Brinker went on to add that more needs to be done to help women in the capital region, which has one of the highest breast cancer death rates in the country. Because of that, 75 percent of the funds raised from the event is staying in the area.
The money will go toward treatment programs and screenings, as well as financial and social support for women fighting the disease.
The 5K, which is about 3.1 miles, kicked off with an expected 27,000 runners and walkers.

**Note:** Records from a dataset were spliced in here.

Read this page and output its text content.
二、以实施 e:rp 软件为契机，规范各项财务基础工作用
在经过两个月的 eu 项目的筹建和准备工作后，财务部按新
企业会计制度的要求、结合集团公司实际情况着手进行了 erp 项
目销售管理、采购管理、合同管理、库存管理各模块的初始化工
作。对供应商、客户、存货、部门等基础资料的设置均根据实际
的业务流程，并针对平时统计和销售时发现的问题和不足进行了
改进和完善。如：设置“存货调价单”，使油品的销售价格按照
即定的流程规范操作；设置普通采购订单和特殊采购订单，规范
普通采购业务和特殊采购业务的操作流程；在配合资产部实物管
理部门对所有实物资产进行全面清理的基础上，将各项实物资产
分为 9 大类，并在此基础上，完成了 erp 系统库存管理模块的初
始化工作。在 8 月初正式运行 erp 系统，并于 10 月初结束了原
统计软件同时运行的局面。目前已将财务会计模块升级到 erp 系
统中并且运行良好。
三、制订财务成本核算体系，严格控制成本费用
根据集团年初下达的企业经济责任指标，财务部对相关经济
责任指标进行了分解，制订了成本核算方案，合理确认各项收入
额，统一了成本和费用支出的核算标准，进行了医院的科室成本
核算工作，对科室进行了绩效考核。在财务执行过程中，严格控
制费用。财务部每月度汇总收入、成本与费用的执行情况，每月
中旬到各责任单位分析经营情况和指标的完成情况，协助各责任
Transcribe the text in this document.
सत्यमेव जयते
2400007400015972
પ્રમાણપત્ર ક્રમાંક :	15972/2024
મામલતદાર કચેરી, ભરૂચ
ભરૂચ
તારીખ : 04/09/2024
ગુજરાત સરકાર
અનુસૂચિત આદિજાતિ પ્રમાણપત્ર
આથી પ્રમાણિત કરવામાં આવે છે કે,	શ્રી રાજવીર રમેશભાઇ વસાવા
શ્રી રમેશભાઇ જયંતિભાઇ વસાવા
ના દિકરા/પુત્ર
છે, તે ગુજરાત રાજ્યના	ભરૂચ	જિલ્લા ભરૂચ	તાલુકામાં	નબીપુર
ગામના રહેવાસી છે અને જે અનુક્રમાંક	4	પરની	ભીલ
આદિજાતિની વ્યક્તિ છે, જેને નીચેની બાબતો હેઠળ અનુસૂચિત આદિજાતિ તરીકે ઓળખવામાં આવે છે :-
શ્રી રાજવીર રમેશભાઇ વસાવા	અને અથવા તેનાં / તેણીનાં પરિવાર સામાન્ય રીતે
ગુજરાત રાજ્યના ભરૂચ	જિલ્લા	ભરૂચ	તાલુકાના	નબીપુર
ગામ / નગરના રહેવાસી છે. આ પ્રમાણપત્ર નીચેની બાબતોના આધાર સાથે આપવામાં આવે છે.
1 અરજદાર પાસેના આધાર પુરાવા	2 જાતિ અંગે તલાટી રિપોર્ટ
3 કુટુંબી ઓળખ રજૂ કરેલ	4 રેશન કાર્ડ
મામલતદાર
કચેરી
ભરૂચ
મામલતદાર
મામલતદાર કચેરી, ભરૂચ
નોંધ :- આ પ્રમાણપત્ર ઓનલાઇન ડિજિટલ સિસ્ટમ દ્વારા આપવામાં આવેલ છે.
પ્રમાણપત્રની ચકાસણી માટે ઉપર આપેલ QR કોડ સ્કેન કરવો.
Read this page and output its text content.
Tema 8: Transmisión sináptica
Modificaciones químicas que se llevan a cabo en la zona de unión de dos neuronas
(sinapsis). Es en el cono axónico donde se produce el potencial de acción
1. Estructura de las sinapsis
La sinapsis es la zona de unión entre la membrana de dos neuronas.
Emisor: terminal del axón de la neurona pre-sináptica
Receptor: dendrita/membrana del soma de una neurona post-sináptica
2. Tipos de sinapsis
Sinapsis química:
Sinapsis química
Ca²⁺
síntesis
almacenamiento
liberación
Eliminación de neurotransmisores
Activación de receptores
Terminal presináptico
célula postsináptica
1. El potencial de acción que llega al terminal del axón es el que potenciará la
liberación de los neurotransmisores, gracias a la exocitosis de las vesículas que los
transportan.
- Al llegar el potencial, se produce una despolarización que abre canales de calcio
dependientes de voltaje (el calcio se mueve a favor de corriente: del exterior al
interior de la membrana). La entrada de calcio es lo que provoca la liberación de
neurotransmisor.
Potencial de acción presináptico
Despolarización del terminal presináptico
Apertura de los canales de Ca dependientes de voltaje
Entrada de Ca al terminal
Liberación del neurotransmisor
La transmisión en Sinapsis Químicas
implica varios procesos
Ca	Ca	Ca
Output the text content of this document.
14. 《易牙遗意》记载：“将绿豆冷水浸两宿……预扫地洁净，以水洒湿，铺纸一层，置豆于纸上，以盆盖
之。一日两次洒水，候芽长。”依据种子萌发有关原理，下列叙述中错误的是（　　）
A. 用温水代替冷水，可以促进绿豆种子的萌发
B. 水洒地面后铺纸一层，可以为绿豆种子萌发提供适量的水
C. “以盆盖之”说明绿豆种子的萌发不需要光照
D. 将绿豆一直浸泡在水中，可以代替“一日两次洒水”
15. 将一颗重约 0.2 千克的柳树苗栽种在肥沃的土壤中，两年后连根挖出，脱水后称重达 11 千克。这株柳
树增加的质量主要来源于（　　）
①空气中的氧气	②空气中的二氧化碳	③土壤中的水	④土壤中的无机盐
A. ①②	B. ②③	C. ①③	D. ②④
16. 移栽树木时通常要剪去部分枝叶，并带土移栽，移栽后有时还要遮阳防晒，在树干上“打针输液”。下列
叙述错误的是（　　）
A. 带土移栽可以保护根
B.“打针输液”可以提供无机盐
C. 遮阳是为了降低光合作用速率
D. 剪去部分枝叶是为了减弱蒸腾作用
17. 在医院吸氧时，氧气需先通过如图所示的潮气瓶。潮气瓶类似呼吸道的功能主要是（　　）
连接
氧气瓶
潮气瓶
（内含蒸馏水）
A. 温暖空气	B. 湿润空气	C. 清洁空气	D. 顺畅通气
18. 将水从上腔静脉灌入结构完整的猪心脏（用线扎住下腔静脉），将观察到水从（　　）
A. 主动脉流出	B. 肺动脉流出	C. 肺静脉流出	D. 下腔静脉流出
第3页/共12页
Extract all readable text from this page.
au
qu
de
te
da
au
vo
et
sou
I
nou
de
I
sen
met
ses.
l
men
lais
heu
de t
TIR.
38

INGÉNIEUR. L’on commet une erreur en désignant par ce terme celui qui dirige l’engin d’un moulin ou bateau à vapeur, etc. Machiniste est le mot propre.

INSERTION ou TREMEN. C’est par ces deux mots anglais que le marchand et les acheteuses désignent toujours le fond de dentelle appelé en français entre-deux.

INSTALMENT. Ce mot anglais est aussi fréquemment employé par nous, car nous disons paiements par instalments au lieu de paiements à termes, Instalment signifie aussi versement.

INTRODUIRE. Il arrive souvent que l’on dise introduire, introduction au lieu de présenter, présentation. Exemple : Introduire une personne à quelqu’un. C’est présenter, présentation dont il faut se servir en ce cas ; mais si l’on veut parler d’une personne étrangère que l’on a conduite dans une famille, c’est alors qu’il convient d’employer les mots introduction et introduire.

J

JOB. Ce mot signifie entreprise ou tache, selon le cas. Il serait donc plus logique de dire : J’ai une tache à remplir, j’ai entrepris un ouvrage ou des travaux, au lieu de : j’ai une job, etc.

Bonnie Rogers, from Arlington, is a 10-year breast cancer survivor. She and her 2- year-old granddaughter cheered on the runners, including the Rogers’ daughter.
“I finally got off all my medicine in March, and … the doubt is always there,” she said. “Now I’m off the medicine. Does that mean it will it come back?”
Rogers said these fundraising events are incredibly important not just for the cancer patient, but for the future of people like her granddaughter.
Shawn Gardner, from Georgetown, was honored with this year’s co-survivor award for the work he’s done in memory of his 26-year -old sister, Heather. She was diagnosed at the age of 25 and died one year later.
“It was a kick in the gut,” he said. “They say she could have had her tumor up to 10-years.”
He formed Team Heather 11 years ago while his sister was still alive, and has since raised more than $400,000.
Ten years after his sister’s death, Gardner said the pain still lingers.
“I am doing (the race) for the woman that’s next to me and for the woman who doesn’t know, but will find out tomorrow (that she has breast cancer),” he said.
Joy Strickler, from Darnestown, Md. is a nine-year survivor who celebrates each day. She said it’s great to see all the support, especially in light of the controversy earlier this year when Komen pulled its funding from Planned Parenthood. A national outcry prompted the funding to be reinstated.